Sentons, a startup led by chip industry veterans, on Thursday began marketing technology that aims to do away with gadget buttons and said it is working with two smartphone makers in addition to an existing contract with Asus Computer Inc.
Headed by Jess Lee, an engineer who sold his previous company to Apple Inc, Sentons announced a sensor system that uses ultrasonic sound waves to detect touches, presses and swipes on a variety of materials such as the metal edges around a smartphone.
The technology is already being used by Taiwan’s Asus and its partner Tencent Holdings in a phone designed for gamers that was released in China this summer.
In the Asus phone, the sensors allow gamers to hold the phone horizontally and tap “Air Triggers” along its top edge as virtual buttons with their index fingers while their thumbs tap the screen.
“Touch screens are great, but (phone makers) hadn’t been able to figure out how to add interactivity to the sides,” Lee told Reuters in an interview.
“With the thinner and thinner form factors, perhaps even all glass or with funky metallic edges that are really, really thin, there’s no space for buttons.”

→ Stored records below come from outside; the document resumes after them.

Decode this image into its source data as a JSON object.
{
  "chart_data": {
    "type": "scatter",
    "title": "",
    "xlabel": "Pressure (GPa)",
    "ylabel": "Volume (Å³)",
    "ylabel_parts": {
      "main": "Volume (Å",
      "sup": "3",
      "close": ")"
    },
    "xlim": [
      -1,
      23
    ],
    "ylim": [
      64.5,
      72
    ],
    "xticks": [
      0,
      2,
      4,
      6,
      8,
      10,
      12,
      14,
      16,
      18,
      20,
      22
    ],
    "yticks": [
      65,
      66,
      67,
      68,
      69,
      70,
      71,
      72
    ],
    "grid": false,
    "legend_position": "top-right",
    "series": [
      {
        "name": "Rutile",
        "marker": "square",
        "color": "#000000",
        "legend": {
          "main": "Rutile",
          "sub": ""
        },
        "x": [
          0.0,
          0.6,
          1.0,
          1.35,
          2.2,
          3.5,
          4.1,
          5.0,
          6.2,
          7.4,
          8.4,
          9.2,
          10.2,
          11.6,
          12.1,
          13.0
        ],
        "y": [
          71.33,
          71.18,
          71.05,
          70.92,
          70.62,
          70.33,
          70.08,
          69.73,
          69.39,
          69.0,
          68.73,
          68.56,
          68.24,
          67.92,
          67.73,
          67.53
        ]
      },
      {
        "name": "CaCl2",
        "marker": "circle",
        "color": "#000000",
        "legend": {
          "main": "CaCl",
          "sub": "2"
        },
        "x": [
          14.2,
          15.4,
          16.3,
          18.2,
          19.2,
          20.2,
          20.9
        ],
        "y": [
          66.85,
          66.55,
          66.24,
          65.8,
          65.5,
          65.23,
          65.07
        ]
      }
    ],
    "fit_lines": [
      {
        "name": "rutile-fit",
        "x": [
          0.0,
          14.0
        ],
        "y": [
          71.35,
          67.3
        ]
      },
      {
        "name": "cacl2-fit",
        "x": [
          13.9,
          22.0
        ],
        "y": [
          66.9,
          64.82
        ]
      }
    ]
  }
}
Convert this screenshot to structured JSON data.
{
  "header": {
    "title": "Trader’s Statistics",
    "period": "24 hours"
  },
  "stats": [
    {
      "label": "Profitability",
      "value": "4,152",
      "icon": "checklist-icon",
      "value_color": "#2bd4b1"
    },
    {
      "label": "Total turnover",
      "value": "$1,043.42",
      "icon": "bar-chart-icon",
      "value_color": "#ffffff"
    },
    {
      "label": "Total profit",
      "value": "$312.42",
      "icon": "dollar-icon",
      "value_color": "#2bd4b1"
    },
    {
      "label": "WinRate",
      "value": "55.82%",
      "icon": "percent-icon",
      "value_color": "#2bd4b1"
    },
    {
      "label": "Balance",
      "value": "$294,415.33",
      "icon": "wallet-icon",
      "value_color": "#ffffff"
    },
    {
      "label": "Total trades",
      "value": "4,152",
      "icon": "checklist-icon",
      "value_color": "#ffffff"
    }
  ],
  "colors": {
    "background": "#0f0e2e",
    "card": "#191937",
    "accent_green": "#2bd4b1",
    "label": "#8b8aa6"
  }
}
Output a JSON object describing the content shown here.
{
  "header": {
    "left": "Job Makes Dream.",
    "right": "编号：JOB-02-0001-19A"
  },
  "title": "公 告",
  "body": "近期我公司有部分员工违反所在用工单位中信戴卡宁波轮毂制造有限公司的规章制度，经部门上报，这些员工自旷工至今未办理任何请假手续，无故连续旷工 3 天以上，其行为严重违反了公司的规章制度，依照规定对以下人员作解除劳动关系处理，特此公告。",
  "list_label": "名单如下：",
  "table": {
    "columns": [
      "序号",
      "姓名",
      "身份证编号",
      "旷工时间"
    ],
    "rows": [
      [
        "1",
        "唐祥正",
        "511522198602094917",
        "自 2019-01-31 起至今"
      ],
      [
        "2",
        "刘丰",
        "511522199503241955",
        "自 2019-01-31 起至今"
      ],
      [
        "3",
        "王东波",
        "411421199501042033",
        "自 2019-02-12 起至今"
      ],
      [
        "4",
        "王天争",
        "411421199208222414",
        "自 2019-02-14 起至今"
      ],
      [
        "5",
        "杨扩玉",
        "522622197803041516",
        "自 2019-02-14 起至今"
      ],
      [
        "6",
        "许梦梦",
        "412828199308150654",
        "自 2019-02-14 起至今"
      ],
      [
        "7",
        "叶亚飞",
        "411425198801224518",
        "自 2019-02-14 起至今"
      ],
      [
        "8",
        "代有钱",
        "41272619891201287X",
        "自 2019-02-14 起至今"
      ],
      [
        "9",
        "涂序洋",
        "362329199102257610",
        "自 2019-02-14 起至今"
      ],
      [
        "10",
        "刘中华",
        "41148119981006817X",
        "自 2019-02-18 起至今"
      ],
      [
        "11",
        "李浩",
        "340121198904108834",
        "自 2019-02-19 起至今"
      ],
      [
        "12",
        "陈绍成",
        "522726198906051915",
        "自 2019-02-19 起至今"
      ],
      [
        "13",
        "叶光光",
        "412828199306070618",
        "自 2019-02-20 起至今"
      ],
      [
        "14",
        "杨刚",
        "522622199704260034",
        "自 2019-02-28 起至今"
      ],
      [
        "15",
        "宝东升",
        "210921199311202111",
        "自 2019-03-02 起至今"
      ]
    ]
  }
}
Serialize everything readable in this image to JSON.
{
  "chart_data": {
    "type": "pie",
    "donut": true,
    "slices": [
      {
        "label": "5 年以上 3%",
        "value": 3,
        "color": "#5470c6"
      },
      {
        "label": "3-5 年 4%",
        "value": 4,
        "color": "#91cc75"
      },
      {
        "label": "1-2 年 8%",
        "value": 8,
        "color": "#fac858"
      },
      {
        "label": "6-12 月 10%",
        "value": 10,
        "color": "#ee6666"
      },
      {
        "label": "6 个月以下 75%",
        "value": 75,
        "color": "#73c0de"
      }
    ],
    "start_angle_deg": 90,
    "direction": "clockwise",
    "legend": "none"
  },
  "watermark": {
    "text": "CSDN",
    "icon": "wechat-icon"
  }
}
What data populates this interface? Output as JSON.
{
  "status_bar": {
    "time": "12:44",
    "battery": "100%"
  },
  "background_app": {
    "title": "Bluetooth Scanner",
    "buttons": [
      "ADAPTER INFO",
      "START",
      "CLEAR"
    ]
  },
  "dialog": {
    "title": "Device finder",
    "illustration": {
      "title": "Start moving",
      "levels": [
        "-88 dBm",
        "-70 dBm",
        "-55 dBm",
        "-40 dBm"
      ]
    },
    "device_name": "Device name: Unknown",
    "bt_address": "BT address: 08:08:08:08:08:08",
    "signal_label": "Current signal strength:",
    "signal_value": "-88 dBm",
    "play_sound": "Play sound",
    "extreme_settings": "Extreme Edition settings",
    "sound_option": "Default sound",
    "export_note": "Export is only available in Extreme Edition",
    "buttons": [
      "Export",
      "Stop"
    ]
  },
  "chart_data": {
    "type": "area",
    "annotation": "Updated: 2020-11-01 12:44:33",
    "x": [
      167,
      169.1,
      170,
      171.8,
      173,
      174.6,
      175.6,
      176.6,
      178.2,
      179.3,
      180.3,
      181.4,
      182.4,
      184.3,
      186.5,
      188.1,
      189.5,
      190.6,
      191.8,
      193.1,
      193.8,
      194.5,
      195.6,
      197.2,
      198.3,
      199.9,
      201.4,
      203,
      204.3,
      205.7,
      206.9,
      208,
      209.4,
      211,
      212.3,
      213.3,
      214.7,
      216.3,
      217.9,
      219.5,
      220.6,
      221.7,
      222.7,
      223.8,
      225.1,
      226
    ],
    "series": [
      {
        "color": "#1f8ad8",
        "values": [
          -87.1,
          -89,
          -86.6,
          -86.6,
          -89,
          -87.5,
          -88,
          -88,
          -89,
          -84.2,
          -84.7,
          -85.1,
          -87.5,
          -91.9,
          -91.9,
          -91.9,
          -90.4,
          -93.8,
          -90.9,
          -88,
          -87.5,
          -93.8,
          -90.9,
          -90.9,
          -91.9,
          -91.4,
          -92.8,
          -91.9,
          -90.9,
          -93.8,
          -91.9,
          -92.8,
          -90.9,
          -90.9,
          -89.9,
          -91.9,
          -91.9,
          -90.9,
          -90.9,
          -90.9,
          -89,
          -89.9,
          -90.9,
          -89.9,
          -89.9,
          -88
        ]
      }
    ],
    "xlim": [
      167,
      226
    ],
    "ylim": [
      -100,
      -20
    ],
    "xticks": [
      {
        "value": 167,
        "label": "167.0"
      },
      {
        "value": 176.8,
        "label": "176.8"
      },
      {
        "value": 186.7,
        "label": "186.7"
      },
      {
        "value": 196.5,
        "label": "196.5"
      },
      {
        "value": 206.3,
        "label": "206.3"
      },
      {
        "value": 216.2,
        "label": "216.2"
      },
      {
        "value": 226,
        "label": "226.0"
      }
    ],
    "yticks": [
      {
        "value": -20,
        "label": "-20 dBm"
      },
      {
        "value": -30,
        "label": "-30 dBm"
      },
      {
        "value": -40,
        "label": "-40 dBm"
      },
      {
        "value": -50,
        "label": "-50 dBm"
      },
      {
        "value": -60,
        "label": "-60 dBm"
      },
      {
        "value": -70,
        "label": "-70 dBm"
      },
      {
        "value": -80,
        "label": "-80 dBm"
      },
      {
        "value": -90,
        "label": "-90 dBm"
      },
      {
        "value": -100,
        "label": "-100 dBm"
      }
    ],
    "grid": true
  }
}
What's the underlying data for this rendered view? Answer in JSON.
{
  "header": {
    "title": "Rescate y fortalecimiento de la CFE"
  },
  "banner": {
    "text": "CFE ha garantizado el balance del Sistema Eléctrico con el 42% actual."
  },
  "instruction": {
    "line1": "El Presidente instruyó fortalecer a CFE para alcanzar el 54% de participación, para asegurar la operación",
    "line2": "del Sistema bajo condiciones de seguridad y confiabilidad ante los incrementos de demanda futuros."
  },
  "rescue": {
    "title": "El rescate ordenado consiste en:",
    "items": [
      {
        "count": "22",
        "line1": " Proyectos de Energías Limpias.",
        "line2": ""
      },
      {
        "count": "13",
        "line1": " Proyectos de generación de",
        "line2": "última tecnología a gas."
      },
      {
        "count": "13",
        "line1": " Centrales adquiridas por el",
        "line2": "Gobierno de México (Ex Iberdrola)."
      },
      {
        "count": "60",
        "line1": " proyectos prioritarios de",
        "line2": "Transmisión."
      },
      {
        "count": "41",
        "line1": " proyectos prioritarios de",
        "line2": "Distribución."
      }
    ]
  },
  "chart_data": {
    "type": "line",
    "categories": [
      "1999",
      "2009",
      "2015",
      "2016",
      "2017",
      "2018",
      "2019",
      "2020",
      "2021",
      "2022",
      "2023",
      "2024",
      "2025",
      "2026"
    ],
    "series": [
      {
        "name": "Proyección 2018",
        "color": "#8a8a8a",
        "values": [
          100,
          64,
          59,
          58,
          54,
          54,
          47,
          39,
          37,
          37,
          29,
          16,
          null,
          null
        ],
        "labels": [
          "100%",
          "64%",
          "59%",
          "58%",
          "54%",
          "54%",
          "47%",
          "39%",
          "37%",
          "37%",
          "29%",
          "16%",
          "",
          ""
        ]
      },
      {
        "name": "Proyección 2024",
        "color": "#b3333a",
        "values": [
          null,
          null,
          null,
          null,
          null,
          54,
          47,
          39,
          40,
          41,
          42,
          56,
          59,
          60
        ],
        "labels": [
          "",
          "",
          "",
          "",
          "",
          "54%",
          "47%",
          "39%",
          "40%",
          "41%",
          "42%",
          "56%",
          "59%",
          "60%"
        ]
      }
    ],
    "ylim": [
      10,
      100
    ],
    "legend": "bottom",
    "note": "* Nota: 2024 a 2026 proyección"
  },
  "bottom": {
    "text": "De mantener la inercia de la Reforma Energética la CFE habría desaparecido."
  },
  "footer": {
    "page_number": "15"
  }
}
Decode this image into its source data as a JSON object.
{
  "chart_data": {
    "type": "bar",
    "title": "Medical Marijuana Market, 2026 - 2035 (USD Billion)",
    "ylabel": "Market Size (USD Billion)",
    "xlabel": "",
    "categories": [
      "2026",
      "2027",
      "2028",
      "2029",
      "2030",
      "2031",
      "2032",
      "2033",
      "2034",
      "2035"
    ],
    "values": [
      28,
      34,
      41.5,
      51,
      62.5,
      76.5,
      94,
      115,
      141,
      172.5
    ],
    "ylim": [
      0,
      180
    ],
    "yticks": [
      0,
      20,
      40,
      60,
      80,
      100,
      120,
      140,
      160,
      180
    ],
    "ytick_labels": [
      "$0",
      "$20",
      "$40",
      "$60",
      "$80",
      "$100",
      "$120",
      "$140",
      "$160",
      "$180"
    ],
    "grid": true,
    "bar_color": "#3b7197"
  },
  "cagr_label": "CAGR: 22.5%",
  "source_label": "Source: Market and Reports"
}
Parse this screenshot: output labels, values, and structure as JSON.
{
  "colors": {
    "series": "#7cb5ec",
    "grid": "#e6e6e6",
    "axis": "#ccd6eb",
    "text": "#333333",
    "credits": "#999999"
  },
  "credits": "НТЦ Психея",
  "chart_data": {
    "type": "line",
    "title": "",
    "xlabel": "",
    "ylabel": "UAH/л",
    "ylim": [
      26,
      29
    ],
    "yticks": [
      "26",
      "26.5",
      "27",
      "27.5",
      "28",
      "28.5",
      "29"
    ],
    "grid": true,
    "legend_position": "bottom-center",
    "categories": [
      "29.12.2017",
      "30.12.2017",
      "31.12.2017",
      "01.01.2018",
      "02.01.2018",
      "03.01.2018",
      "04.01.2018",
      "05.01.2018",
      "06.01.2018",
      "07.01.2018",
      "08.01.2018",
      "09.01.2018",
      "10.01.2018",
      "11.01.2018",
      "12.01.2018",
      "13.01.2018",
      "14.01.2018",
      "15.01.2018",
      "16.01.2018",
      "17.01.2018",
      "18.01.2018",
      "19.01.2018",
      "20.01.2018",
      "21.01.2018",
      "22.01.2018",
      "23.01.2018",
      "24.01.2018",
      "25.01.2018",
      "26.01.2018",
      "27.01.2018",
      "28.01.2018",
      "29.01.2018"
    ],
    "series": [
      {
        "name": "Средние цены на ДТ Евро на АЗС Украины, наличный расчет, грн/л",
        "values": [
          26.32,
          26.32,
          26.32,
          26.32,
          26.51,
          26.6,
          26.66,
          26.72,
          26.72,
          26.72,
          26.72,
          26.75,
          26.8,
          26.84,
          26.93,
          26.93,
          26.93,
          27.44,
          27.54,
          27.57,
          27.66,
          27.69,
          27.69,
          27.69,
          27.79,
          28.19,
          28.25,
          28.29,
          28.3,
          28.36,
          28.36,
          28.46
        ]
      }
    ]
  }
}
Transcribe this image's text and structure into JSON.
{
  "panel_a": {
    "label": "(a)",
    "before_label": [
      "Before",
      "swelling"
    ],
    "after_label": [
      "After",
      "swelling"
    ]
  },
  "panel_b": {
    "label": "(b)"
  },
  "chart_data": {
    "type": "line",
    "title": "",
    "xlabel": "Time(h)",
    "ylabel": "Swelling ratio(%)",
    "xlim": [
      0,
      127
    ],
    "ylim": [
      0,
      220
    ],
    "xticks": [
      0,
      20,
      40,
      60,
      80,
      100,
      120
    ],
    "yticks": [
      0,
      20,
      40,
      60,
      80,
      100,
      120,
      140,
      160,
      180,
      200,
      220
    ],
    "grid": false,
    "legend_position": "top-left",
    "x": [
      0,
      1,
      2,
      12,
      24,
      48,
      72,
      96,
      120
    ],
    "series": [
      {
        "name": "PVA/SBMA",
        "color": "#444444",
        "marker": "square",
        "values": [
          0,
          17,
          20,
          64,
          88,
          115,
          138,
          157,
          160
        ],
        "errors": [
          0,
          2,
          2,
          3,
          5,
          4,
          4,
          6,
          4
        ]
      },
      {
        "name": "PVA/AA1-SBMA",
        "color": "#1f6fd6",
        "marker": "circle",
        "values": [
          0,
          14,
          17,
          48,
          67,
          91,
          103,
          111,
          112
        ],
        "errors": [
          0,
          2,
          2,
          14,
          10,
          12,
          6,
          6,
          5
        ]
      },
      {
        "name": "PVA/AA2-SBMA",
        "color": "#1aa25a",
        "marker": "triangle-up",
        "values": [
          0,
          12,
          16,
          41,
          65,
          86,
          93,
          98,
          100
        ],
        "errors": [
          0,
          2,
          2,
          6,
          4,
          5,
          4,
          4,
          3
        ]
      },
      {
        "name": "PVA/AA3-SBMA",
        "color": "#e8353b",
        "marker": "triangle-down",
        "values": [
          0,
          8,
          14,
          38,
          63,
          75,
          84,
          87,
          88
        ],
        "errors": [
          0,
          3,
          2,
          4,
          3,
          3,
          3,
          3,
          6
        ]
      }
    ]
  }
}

Lee, who sold an image sensor startup called InVisage Technologies to Apple in 2017, declined to identify the two other smartphone makers Sentons is working with.
The core of Sentons’ technology is a custom chip that sends out the sound waves and contains a processor and algorithms for understanding various gestures.
Sentons is also working on a virtual jog wheel which allows users to scroll through apps on phones that have become too large to hold with one hand. Another project is a virtual shutter button to focus a phone’s camera, similar to the way a physical shutter button works on dedicated digital cameras, Lee said.
San Jose, California-based Sentons has about 50 employees and has raised $37.7 million in funding from New Enterprise Associates and Northern Light Venture Capital.
Beyond smartphones, Lee said the company hopes to add touch interactions to devices where screen space is either extremely limited, such as the frames of smart glasses or the bands of smartwatches, or where there are no screens at all, like the steering wheels of cars.
In cars, “there are lots of luxurious materials – woods and leathers and metals,” he said. “We can make all of that active.”